People often flippantly use accuracy in conversations about forecasting. Here’s a clarification of the often-used terms:
Accurate forecast – predicted revenue equals actual revenue. An impossibly high standard. The goal of an accurate forecast is to eliminate variability.
Quality forecast – the forecast predicts [outcomes] well, with the available information, and according to specific objective and/or subjective criteria. The goal of a quality forecast is to reduce variability – not to eliminate it.
Valuable forecast – a forecast that facilitates better decisions. A forecast for recurring monthly revenue can be accurate when a customer has a contractual obligation for the purchase. But its value is not high.
I empathize with people who have a desire for accuracy. After all, variability is the arch-enemy of planners. We crave certainty and consistency.
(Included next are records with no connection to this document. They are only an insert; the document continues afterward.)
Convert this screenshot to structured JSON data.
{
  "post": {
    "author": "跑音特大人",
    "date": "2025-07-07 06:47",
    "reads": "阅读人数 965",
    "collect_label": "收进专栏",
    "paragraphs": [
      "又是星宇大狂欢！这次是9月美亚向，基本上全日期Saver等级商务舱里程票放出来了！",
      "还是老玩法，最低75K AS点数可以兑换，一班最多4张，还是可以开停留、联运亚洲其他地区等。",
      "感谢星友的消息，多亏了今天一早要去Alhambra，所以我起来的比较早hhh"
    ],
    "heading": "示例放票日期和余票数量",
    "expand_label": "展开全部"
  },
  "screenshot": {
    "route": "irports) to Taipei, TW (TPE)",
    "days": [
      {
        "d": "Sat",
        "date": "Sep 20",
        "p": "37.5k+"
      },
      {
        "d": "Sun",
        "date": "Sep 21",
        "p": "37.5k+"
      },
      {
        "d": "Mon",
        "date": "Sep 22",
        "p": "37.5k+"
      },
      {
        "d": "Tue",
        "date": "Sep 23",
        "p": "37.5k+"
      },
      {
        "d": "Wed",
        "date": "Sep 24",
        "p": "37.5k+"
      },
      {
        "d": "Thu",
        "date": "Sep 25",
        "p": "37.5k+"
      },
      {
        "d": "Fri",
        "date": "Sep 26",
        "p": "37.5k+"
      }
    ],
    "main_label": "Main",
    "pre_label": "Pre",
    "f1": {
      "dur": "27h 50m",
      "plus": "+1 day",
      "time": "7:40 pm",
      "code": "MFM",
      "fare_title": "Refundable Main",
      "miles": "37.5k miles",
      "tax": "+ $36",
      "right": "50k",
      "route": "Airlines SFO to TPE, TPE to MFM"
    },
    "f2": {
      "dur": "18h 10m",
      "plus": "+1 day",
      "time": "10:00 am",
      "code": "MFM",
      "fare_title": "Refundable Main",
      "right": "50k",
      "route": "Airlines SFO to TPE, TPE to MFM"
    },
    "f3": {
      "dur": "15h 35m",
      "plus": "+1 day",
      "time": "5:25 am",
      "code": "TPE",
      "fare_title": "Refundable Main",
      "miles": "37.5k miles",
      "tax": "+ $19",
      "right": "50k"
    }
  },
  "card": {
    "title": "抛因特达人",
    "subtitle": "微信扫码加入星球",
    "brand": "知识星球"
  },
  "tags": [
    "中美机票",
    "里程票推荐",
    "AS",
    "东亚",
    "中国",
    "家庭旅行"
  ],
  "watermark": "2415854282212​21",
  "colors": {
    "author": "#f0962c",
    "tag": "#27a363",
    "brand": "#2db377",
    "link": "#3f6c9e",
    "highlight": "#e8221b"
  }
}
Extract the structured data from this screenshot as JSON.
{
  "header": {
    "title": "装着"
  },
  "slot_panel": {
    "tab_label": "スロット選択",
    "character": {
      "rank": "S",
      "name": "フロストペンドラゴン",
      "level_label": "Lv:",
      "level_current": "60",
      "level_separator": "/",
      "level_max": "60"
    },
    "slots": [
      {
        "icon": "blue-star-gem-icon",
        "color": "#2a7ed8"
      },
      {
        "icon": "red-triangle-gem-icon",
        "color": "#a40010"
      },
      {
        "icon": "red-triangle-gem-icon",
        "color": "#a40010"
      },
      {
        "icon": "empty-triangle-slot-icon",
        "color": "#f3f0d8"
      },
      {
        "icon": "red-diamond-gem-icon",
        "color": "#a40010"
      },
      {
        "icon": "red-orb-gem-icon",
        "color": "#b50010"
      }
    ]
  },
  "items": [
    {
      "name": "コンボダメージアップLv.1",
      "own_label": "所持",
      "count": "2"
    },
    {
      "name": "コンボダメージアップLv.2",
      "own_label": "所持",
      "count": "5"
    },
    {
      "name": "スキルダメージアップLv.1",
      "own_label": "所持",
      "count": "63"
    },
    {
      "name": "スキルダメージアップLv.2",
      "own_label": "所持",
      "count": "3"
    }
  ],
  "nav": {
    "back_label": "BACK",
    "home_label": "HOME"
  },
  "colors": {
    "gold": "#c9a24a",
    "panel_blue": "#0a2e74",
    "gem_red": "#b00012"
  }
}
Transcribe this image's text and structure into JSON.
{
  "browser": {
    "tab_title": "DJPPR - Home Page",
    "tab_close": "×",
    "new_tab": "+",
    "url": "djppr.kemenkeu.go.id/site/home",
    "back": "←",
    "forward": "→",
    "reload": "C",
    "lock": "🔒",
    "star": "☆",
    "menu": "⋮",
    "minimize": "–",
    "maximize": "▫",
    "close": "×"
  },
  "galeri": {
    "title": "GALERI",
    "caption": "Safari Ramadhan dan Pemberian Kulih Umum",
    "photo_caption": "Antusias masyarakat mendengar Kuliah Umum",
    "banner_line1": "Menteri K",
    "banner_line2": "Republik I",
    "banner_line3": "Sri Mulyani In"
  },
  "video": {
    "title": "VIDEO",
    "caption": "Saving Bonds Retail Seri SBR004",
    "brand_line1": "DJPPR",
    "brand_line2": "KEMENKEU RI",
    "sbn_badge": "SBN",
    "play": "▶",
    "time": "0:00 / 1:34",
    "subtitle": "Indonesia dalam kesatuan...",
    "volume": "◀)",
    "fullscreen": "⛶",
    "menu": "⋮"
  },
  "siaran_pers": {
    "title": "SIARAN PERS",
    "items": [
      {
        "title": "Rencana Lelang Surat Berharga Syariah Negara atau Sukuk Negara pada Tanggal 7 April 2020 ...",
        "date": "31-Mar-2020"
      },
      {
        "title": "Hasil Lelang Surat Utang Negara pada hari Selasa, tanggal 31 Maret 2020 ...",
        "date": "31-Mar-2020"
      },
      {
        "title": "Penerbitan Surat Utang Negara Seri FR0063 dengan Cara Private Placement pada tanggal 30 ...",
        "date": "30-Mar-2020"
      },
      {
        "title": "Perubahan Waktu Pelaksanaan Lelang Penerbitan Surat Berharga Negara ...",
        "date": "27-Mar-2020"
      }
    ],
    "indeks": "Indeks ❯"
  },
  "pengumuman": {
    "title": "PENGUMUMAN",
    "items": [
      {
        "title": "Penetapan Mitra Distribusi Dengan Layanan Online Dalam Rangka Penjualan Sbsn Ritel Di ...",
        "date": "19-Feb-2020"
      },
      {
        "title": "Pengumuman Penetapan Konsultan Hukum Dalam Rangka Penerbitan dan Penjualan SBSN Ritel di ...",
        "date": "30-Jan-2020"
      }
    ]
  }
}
Why not? Orderly decision-making and predictability go hand-in-hand. Unfortunately, there are strong entropic forces in business decision making, which makes demanding forecast accuracy so unreasonable. “There’s no case in history where we’ve had a complex thing with lots of variables and lots of uncertainty, where people have been able to make econometric models or any complex models work,” forecaster Scott Armstrong told Nate Silver. “The more complex you make the model the worse the forecast gets.” Few can argue that a B2B business decision is linear and straightforward, especially ones that require collaboration, as most do.
“What’s the solution?” people ask me. “If we’re not after accuracy, then we should just give up with forecasting?” No. “The first action is to not ask for a forecast,” Ken Thoreson wrote in a blog, Why You Can’t Get an Accurate Forecast. He recommends asking for a revenue “commitment.” He makes a good point. If accurate forecasts are unattainable, quit hounding people for them, or quit griping when they’re wrong.
I believe planning works best when people concentrate on forecast quality, which continually seeks the combination of information that best predicts when revenue will be realized, and how much it will be. Most important, forecast quality doesn’t penalize the forecast provider for being wrong. That’s inevitable. Rather, it focuses on refining information so that variability can be reduced. One characteristic that distinguishes information from data is that information reduces uncertainty. And good information reduces uncertainty better than mediocre information.
The pursuit of forecast quality over accuracy represents a subtle, but critical shift in thinking. Forecast quality keeps high predictive value at the forefront. And it keeps The Definition of Insanity from being mentioned whenever forecast revenue and actual revenue don’t perfectly match.